At the end of July, a short seller went after Hexo Corp. (NYSE:HEXO) — and the market yawned. In fact, the HEXO stock price bottomed the Friday before, gained 9% the day of the report, and even with a pullback is up over 11% since the session before its release.
The market’s lack of response isn’t terribly surprising. Short sellers have had a few high-profile misses of late. In late 2017, Citron Research infamously compared Shopify (NYSE:SHOP) to Herbalife (NYSE:HLF); SHOP stock has tripled since then.
Closer to home, in December Quintessential Capital Management alleged self-dealing at fellow cannabis producer Aphria (NYSE:APHA). Quintessential made some good points: Aphria took a C$50 million impairment on acquired assets barely four months later. APHA stock lost half its value after the release, then promptly rose 150% before fading along with other cannabis plays.
So there are some reasons why investors might see this bear raid, too, as much ado about nothing. And in terms of the most widely-covered allegation, it may be. But the report does highlight some potential risks to HEXO stock — risks that investors would be wise to at least keep in mind going forward.
The Snapchat Risk to Hexo Stock
The primary allegation from short seller The Friendly Bear is that Hexo’s advertising on Snap (NYSE:SNAP) platform Snapchat could violate Health Canada regulations. The Friendly Bear compared Hexo to CannTrust Holdings (NYSE:CTST), whose stock plunged after illegal grow rooms put its production license at risk.
The argument is intriguing, if a little thin. Health Canada regulations prohibit advertising of any kind to minors (those under 18, the federal minimum age for cannabis purchase in the country, though most provinces set the age at 19). Snapchat, of course, sees heavy usage among teenagers.
But, as The Friendly Bear points out, the regulator also forbids advertising that associates the brand with “glamour, recreation, excitement, vitality, risk or daring.” An ad captioned “A Fresh Spark” may well fit that bill. Both issues are amplified by the fact that Health Canada, in March, emphasized both the promotional nature of some online advertising and pointed to concerns about social media ads being seen by customers who were not of age.
In a statement to Bloomberg, Hexo refuted the report. It noted that it doesn’t run campaigns in its home province of Quebec, where regulations are more stringent. And it said its agreement with Snapchat ensures ads reach only adults.
That response seems to have satisfied investors. And perhaps with good reason. The regulations are stringent, and perhaps somewhat vague. Even if Health Canada determined that the ads were in violation, one imagines Hexo would be able to pull or revise its advertising. Comparing Hexo to CannTrust, in particular, seems like a potential bridge too far.
Two More Risks to the HEXO Stock Price
That said, the report also contained two other intriguing facts that didn’t seem to gain as much attention. First, the author highlighted a potential risk to Hexo’s relative dominance in Quebec. The company owns about 30% share in that key market, thanks to a first mover advantage and its physical presence in the province.

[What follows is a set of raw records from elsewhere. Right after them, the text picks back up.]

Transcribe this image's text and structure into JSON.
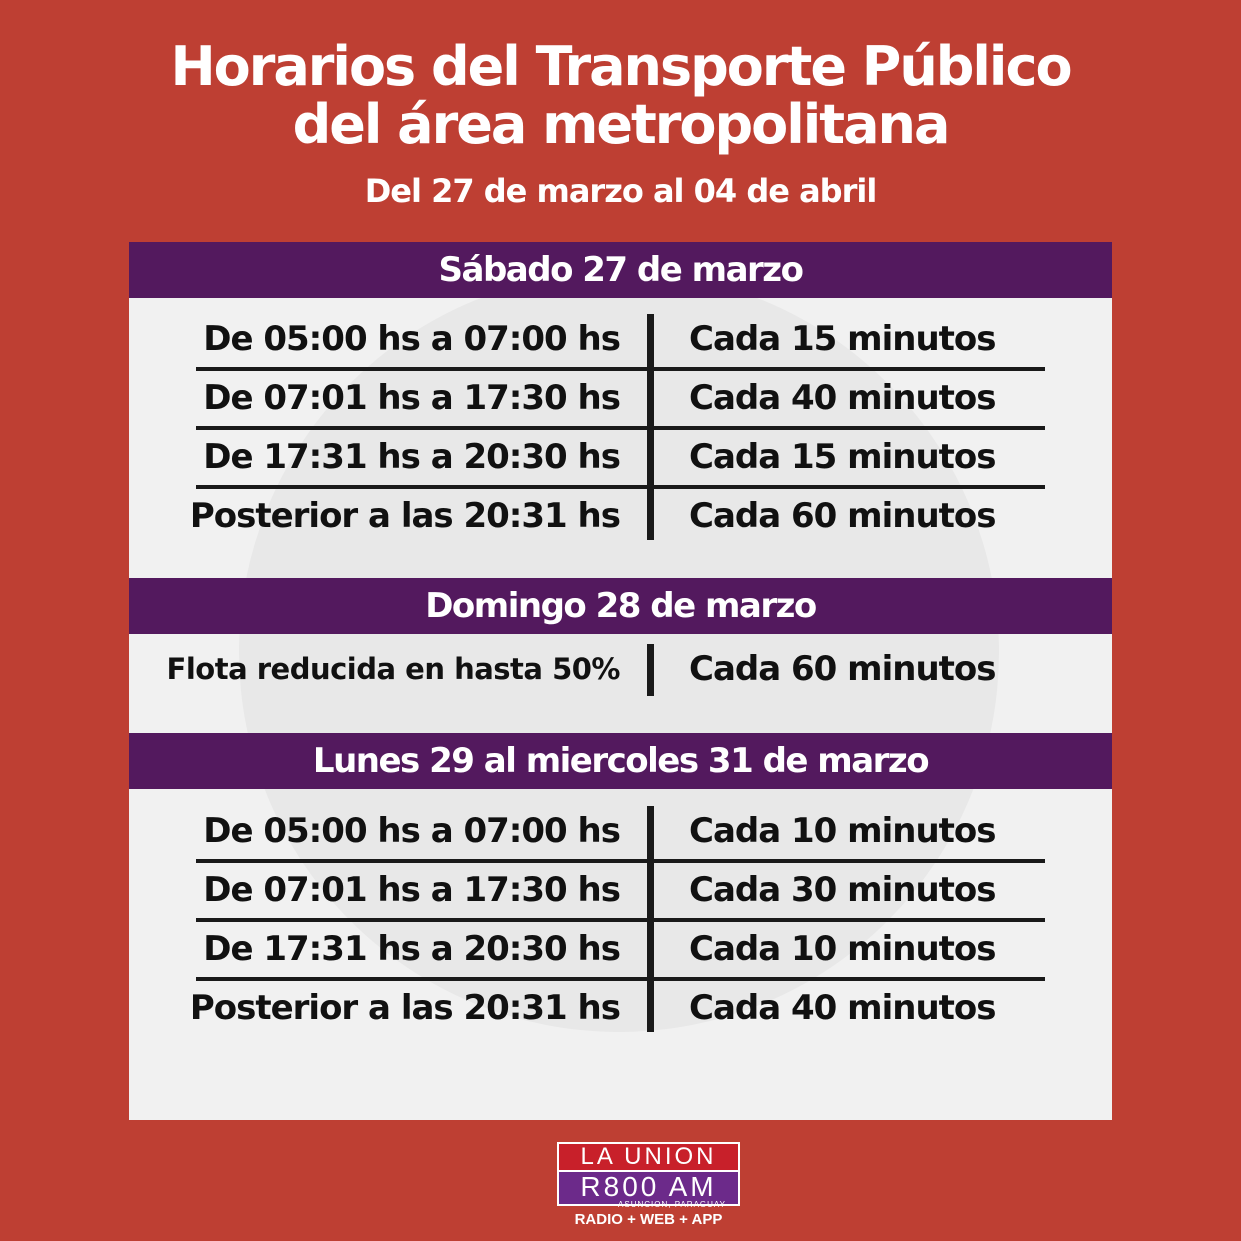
{
  "header": {
    "title_line1": "Horarios del Transporte Público",
    "title_line2": "del área metropolitana",
    "subtitle": "Del 27 de marzo al 04 de abril"
  },
  "sections": [
    {
      "heading": "Sábado 27 de marzo",
      "rows": [
        {
          "time": "De 05:00 hs a 07:00 hs",
          "frequency": "Cada 15 minutos"
        },
        {
          "time": "De 07:01 hs a 17:30 hs",
          "frequency": "Cada 40 minutos"
        },
        {
          "time": "De 17:31 hs a 20:30 hs",
          "frequency": "Cada 15 minutos"
        },
        {
          "time": "Posterior a las 20:31 hs",
          "frequency": "Cada 60 minutos"
        }
      ]
    },
    {
      "heading": "Domingo 28 de marzo",
      "rows": [
        {
          "time": "Flota reducida en hasta 50%",
          "frequency": "Cada 60 minutos"
        }
      ]
    },
    {
      "heading": "Lunes 29 al miercoles 31 de marzo",
      "rows": [
        {
          "time": "De 05:00 hs a 07:00 hs",
          "frequency": "Cada 10 minutos"
        },
        {
          "time": "De 07:01 hs a 17:30 hs",
          "frequency": "Cada 30 minutos"
        },
        {
          "time": "De 17:31 hs a 20:30 hs",
          "frequency": "Cada 10 minutos"
        },
        {
          "time": "Posterior a las 20:31 hs",
          "frequency": "Cada 40 minutos"
        }
      ]
    }
  ],
  "logo": {
    "line1": "LA UNION",
    "line2": "R800 AM",
    "location": "ASUNCION, PARAGUAY",
    "tagline": "RADIO + WEB + APP"
  },
  "colors": {
    "background": "#be3f33",
    "band": "#53195e",
    "panel": "#f1f1f1"
  }
}
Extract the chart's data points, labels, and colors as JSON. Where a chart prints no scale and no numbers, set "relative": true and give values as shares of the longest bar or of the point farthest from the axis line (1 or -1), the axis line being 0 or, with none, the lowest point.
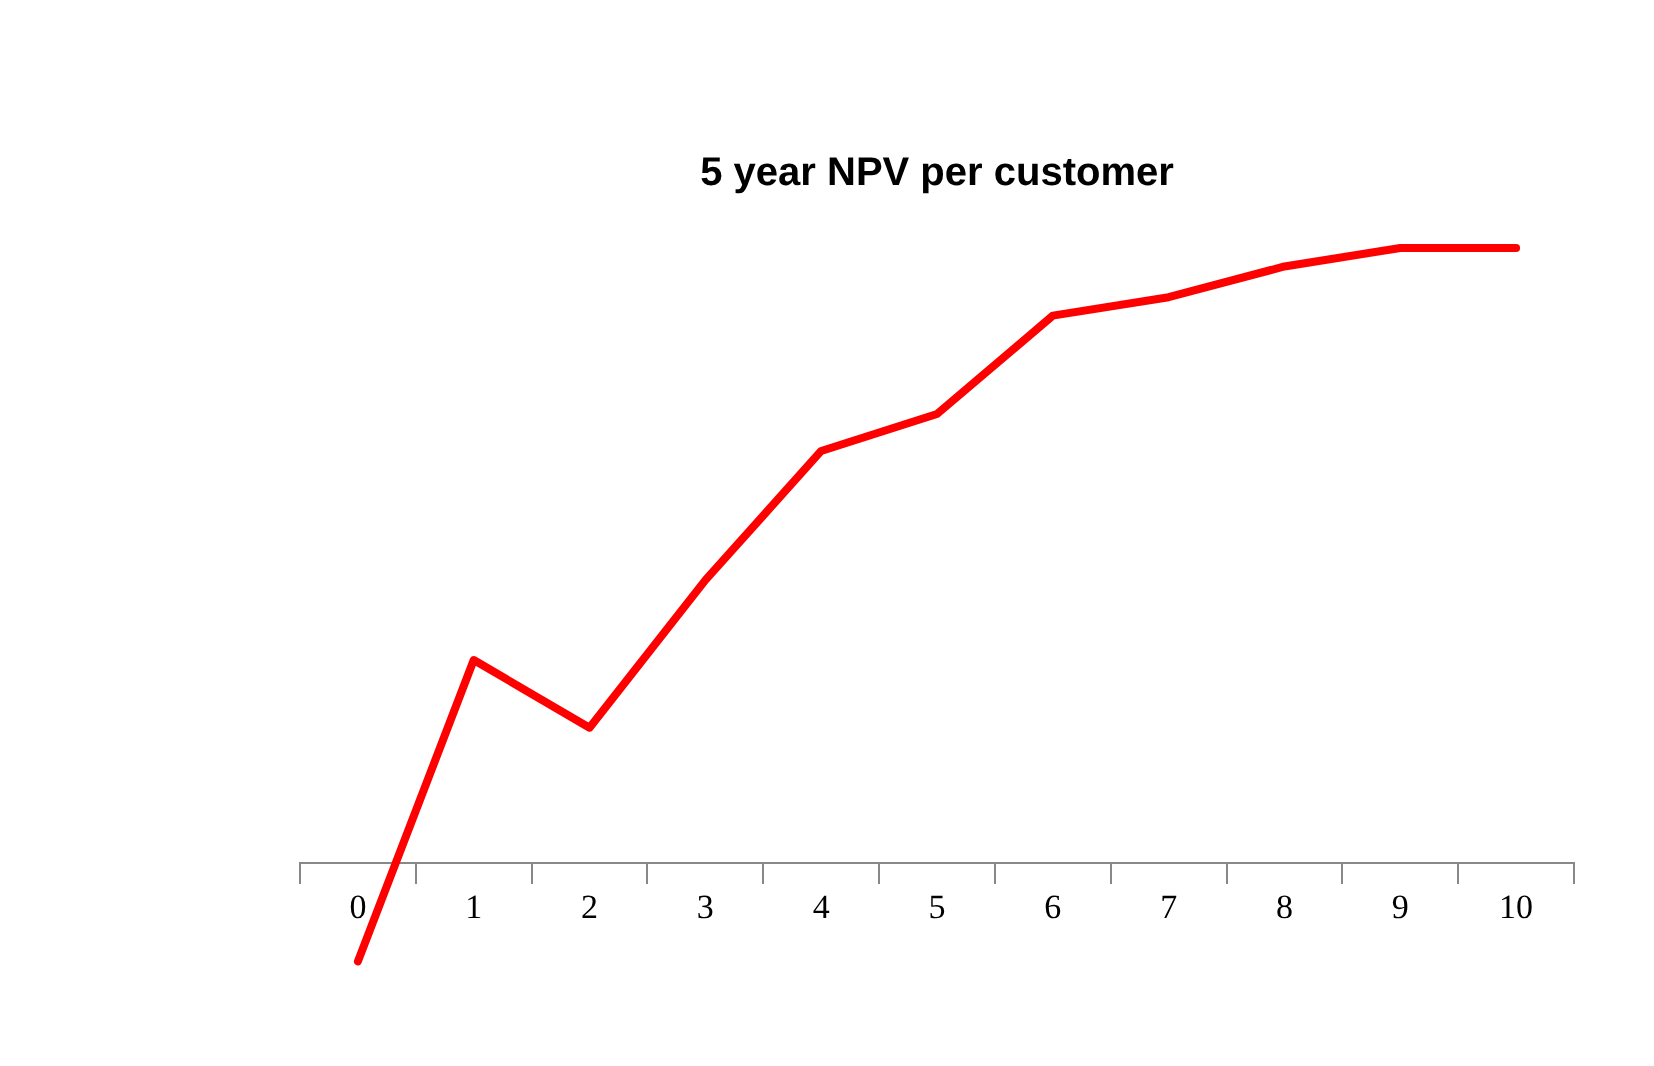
{
  "chart_data": {
    "type": "line",
    "title": "5 year NPV per customer",
    "relative": true,
    "categories": [
      "0",
      "1",
      "2",
      "3",
      "4",
      "5",
      "6",
      "7",
      "8",
      "9",
      "10"
    ],
    "series": [
      {
        "color": "#ff0000",
        "values": [
          -0.16,
          0.33,
          0.22,
          0.46,
          0.67,
          0.73,
          0.89,
          0.92,
          0.97,
          1,
          1
        ]
      }
    ],
    "legend": false,
    "grid": false,
    "marker": "none",
    "line_style": "solid"
  }
}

An agreement with the province ensures guaranteed purchases of 20,000 kilograms in year one, per a Hexo press release from last year. But it’s not clear that the guaranteed extends beyond year one, with Hexo itself writing at the time that the agreement was “expected to supply” increased amounts going forward. With competition increasing, the expected growth in demand may not materialize.
The second source of potential pressure comes from a recent regulatory measure. Quebec already has banned the sale of candies, in an effort to protect minors. Federal regulations on edibles appear to be much the same, ahead of the expected launch of those products near the end of this year.
That’s a potential issue for Hexo in Quebec and beyond. After all, Hexo itself is focused on becoming, as it terms it, “the premier branded ‘ingredients for food’ cannabis company.” If regulations compress the edible market, Hexo, more than other cannabis plays, would suffer.
Patience May Be Wise With HEXO Stock
None of this is to say that investors should have sent the HEXO stock price tumbling — or that Hexo stock is a short. I wrote last month that HEXO would be an intriguing buy at some point. The stock has returned to similar levels, but I’m still somewhat loath to rush in.
The focus on edibles is wise for a smaller producer — but that catalyst remains likely six months away. Cannabis stocks continue to struggle, with even Aphria’s blowout earnings report not enough to spark a sector-wide rally.
And Hexo Corp. doesn’t have a lot of room for error. It remains reliant on Quebec. It will remain reliant on edibles going forward. If either of those two markets is smaller than hoped, Hexo’s growth slows. And a market cap still over $1 billion (including the effect of warrants) may well come down. The HEXO stock price may be cheaper, but that’s not the same as it being cheap.
As of this writing, Vince Martin has no positions in any securities mentioned.